The Indian Space Research Organisation (ISRO, /ˈɪsroʊ/; Hindi: भारतीय अंतरिक्ष अनुसंधान संगठन Bhāratīya Antarikṣa Anusandhāna Saṅgaṭhana) is the primary space agency of the Indian government.
ISRO is amongst the six largest government space agencies in the world, along with USA's NASA, Russia's RKA, Europe's ESA, China's CNSA and Japan's JAXA. Its primary objective is to advance space technology and use its applications for national benefit.
Established in 1969, ISRO superseded the erstwhile Indian National Committee for Space Research (INCOSPAR). Headquartered in Bengaluru, ISRO is under the administrative control of the Department of Space, Government of India. ISRO has achieved numerous milestones since its establishment. India's first satellite, Aryabhata, was built by ISRO and launched by the Soviet Union in 1975.
Rohini, the first satellite to be placed in orbit by an Indian-made launch vehicle, SLV-3, was launched in 1980. ISRO subsequently developed two other rockets: the Polar Satellite Launch Vehicle (PSLV) for putting satellites into polar orbits and the Geosynchronous Satellite Launch Vehicle (GSLV) for placing satellites into geostationary orbits.
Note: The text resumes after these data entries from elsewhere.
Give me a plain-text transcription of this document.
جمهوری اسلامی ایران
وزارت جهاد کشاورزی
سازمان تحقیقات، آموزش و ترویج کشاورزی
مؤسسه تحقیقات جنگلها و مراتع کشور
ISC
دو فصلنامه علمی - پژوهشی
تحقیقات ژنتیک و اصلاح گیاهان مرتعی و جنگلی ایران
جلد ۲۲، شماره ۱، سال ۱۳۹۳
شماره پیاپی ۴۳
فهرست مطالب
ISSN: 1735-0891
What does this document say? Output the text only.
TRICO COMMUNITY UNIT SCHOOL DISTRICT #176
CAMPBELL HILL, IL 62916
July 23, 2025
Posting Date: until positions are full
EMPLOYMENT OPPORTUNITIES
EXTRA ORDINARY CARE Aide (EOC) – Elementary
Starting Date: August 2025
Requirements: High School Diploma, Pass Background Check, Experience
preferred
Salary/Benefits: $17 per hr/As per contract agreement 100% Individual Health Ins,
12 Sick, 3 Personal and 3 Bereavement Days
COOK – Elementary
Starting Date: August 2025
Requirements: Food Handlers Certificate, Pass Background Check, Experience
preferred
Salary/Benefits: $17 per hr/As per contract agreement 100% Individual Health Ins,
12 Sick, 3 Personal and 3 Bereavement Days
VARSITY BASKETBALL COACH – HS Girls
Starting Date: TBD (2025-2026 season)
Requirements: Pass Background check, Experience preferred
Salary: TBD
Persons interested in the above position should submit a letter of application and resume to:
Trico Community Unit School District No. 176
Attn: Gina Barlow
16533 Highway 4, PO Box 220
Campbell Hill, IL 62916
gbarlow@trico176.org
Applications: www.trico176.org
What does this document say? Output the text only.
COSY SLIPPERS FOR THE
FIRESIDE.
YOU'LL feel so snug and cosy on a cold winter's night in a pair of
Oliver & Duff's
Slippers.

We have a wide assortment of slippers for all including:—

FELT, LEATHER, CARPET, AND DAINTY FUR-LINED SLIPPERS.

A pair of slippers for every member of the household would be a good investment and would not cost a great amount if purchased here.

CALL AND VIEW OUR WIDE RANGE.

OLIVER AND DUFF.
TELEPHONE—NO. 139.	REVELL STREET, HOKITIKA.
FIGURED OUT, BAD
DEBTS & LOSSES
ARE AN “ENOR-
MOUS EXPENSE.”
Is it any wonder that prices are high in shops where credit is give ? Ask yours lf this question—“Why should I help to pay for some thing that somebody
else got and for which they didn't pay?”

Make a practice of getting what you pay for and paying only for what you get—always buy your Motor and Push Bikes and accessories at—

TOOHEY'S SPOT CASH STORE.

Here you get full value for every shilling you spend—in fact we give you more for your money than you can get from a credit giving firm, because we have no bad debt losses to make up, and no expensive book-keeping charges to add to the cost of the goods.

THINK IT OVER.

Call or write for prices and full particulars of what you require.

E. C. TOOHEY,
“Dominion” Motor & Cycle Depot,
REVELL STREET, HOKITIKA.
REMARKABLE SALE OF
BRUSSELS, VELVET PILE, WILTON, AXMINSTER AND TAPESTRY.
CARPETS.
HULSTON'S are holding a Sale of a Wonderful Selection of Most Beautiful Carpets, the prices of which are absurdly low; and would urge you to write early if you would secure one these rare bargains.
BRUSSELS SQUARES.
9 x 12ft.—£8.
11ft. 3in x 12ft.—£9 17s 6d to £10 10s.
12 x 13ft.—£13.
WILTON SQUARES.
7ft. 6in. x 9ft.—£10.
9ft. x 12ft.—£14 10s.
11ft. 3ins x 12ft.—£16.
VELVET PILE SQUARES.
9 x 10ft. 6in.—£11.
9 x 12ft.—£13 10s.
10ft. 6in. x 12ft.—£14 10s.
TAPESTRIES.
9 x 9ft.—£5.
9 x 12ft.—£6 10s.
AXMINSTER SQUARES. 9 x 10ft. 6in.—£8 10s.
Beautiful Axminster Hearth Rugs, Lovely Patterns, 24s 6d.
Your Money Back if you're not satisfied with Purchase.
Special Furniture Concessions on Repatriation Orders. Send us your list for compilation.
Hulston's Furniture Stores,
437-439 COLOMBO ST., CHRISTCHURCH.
These rockets have launched numerous communications satellites and earth observation satellite. In 2008, Chandrayaan-1, India's first mission to the Moon was launched. Over the years, ISRO has conducted a variety of operations for both Indian and foreign clients. ISRO's satellite launch capability is mostly provided by indigenous launch vehicles and launch sites.
In 2008, ISRO successfully launched its first lunar probe, Chandrayaan-1, while future plans include indigenous development of GSLV, manned space missions, further lunar exploration, mars exploration and interplanetary probes.
ISRO has several field installations as assets, and cooperates with the international community as a part of several bilateral and multilateral agreements.